Medidas de verificação também foram consideradas úteis para coibir fraudes na lei de cotas nas universidades públicas (Lei 12.711/2012), que combina critério racial e de renda. Representando a Secretaria de Políticas de Promoção da Igualdade Racial, Ronaldo Barros disse que o governo conseguiu reduzir desvios e ampliar o alcance dessa lei.
— Completamos três anos da Lei 12.711/2012 com 100% de implantação nas universidades e institutos federais e ampliação nas universidades estaduais. Só faltam 15 estaduais para que a gente feche o ciclo completo de implantação das políticas de ação afirmativa no ensino superior — disse.
Ele destacou a ajuda dos movimentos sociais no monitoramento da aplicação das cotas nas universidades públicas e disse que a participação de negros cresceu para 34% do total de estudantes nessas instituições.
Conforme afirmou Ronaldo Barros, o governo está atento à implantação à política de cotas no serviço público e tem tomando medidas para impedir o descumprimento da lei.
Também participou do debate Mário Teodoro, consultor do Senado e integrante de grupo que realiza campanha para recolher assinaturas para apresentação de projeto de iniciativa popular para criação de fundo nacional de combate ao racismo.
Como explicou, o fundo foi retirado do Estatuto da Igualdade Racial por recomendação da equipe econômica do governo federal, à época da tramitação da matéria no Congresso.
Agora, um grupo formado por entidades de todo o país busca reunir 1,5 milhão de assinaturas para dar entrada ao projeto de lei que resgata o fundo, que deverá gerar R$ 2,4 bilhões de receita até 2020, para ações afirmativas para inclusão da população negra.
Na audiência pública, representantes do Educafro fizeram a entrega de 30 mil assinaturas em favor do projeto, totalizando 100 mil assinaturas em apoio à criação do fundo, como informou Mário Teodoro.
Ainda durante a reunião da CDH, Paulo Rangel lançou o livro Redução da menor idade penal, avanço ou retrocesso social, de sua autoria.

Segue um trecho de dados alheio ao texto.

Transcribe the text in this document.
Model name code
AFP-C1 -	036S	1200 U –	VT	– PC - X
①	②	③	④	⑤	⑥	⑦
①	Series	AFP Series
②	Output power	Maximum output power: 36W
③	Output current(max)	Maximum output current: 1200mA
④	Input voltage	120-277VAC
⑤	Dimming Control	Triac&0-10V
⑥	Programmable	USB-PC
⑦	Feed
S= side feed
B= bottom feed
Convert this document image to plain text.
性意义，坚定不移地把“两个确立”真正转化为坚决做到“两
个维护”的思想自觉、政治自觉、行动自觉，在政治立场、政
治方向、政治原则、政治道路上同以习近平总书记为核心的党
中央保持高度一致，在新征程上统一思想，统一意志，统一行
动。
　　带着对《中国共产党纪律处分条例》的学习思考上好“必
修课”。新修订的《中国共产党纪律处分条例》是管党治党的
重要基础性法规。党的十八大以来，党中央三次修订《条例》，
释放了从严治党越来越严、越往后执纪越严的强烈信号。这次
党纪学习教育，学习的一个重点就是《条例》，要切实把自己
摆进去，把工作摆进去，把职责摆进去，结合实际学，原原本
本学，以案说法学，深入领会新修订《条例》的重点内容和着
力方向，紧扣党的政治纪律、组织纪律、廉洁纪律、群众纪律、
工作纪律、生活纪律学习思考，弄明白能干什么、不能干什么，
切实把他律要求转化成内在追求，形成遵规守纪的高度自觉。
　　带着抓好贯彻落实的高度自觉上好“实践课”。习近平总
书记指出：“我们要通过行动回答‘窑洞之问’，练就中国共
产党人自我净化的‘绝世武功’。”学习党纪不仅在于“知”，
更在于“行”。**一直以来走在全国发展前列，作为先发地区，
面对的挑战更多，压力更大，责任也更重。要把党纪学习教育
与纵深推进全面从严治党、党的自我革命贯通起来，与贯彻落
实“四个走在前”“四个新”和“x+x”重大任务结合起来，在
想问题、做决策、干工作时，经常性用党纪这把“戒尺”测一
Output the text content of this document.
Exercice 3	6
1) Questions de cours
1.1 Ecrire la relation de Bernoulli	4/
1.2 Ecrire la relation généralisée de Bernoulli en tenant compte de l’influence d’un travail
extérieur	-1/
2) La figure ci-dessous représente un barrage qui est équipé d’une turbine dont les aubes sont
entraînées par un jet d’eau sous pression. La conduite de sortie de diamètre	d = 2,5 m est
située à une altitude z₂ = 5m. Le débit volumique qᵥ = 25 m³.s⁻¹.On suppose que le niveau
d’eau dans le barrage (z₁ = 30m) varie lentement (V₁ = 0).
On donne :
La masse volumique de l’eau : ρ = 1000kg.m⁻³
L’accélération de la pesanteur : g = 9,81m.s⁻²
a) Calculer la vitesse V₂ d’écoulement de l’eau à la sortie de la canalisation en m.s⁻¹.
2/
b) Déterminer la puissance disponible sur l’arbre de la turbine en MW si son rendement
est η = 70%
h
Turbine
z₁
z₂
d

Como explicou, a obra resulta de pesquisas mostrando que a redução de 18 anos para 16 anos da idade mínima para imputabilidade penal não garante a redução da violência.
Na visão do autor, a saída para o problema passa pela ampliação das iniciativas em educação, envolvendo não apenas a escola formal, mas também a prática de esportes e o acesso a atividades culturais, entre outras.
O senador Paulo Paim (PT-RS) anunciou que fará ainda este ano uma audiência pública sobre o tema.
As informações são da Agência Senado.